However, the significant effect of the number of new dwelling approvals should be interpreted together with the land-use policy of Australian governments in the period in our study. Australian state governments had very tight control of the use of land in recent decades, so the number of new dwelling approvals has barely changed―it has fluctuated around 38 thousands per quarter during 1988-2006. The small number of new dwelling commencements made its influence on increased total housing value unimportant, so the price effect dominates. It is possible that with governments loosening their control of the use of land, the effect of the number of new dwellings will become insignificant or even positive.

5.2. Interest Rate, Unemployment Rate and CPI

The model shows that the official interest rate has a very significant negative effect on household debt. The interval estimates show that if the official interest rate increases by one percent, the household debt level would decrease by $7.32 - 16.30 billion over time. The direct reason for this is that an interest rate hike will increase the borrowing cost which will deter households from borrowing or at least reduce the amount of money they are inclined to borrow. Moreover, for households who have already incurred debt, it may increase the repayment burden if the debt is based on a variable interest rate (which is the case for most Australian housing loans). If the repayment burden is unbearable, some households are required to sell their property to pay off their debt. As a result, household debt will decrease. The increase in interest rates also indirectly affects household debt by discouraging investment. The reduction in investment will slow down the whole economy. The scaling back of the economy may reduce households’ income, increase the financial constraint on households and thus reduce household borrowing. If households’ newly incurred debt is less than the amount of their scheduled repayments, the household debt level will decrease.

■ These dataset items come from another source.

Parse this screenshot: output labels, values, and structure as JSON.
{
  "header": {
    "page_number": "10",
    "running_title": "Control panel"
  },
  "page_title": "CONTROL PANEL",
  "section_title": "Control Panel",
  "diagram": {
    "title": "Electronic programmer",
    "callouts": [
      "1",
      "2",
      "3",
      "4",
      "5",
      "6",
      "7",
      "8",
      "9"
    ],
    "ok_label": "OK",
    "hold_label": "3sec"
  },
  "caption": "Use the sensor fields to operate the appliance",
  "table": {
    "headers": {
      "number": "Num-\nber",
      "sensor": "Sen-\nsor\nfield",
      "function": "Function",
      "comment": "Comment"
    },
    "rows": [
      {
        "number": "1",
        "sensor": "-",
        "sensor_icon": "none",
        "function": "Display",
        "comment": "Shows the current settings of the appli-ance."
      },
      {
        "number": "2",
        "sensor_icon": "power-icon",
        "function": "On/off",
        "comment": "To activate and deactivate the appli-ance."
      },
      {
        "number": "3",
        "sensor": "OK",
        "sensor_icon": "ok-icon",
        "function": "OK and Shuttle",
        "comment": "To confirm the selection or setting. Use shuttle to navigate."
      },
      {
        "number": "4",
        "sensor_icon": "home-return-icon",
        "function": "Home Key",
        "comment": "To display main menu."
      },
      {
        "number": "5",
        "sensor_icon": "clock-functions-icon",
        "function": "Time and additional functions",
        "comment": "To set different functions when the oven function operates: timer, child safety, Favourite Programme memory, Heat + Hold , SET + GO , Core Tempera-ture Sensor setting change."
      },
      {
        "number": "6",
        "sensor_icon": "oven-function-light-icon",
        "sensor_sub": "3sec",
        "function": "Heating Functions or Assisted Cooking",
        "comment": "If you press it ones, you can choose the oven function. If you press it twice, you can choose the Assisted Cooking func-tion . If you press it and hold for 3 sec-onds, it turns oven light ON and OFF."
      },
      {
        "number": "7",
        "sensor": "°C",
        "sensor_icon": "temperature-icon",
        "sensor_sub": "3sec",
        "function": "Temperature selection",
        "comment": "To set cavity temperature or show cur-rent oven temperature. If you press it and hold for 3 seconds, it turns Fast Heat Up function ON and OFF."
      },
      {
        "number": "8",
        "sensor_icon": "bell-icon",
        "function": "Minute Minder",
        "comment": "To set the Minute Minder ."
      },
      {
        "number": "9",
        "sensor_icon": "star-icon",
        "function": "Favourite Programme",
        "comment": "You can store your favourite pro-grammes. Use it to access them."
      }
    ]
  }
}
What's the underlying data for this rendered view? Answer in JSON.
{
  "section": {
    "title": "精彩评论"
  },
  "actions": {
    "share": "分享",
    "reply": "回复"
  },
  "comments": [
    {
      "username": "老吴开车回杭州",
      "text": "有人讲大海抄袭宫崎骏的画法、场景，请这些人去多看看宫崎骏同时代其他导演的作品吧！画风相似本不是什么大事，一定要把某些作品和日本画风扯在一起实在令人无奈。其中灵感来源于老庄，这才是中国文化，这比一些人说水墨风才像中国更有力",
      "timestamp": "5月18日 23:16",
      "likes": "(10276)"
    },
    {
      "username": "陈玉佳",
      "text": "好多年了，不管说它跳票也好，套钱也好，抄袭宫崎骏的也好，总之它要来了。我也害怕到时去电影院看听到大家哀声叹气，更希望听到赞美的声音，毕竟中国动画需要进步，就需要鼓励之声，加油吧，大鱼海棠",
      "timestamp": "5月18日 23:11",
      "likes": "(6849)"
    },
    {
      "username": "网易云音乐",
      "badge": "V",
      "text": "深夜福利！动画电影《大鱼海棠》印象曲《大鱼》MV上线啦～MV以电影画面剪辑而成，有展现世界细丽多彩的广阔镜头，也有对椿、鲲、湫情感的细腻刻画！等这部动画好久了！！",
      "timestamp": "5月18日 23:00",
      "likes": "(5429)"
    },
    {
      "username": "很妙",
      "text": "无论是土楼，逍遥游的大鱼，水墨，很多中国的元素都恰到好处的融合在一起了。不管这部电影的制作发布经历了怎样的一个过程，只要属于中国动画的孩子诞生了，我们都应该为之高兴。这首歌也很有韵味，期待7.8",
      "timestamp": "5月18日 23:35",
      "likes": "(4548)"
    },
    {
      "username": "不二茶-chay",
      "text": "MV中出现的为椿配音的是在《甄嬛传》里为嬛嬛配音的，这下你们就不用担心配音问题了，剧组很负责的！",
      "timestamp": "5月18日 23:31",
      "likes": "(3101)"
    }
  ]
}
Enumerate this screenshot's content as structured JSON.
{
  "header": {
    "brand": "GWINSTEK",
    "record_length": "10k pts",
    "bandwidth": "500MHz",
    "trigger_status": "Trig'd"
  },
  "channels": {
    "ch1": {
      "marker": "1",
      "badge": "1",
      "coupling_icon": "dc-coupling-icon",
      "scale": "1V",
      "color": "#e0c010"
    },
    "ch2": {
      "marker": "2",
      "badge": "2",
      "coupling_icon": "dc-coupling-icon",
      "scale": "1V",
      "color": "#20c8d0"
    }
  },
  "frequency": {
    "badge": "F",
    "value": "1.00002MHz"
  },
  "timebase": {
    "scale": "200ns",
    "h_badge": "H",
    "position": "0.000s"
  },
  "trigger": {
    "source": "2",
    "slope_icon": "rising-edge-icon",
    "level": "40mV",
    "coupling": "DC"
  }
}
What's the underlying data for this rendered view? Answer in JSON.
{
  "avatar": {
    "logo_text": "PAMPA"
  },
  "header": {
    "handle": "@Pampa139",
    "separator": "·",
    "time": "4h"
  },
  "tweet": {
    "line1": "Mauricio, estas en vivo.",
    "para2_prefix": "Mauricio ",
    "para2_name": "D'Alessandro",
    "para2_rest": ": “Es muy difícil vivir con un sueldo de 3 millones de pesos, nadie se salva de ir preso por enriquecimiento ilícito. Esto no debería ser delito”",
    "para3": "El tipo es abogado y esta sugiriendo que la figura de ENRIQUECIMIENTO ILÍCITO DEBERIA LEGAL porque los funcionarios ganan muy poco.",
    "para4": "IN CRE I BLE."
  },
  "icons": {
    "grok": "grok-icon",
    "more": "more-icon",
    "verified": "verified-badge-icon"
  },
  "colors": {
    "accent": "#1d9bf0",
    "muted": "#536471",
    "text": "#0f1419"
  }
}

The unemployment rate has a significant positive effect on household debt. This positive effect may be the result of the following two facts. One is that the influence of the unemployment on household debt is twofold. On one hand, the high unemployment rate means there is less income for all households and thus a greater desire for loans. From this point of view, it will lead to the rise in household debt. On the other hand, the lower income due to unemployment casts doubt on the future income, so the joblessness of households increases the possibility of financial constraints. Consequently, the household debt may shrink. The estimation results suggest the former may overpower the latter. The other fact is that the high unemployment rate tends to associate with the low official interest rate given the RBA interest rate policy. Under this circumstance, the negative effect of unemployment may be overshadowed by that of the official interest rate. This is especially true when we think about the fact that “the degree of overlap between those households with a higher risk of unemployment and those with high debt level has historically been low” (reference [12], p.57). In a period of high unemployment (and low interest rates), the household who are able to borrow may take advantage of low interest rates so that they take on more debt.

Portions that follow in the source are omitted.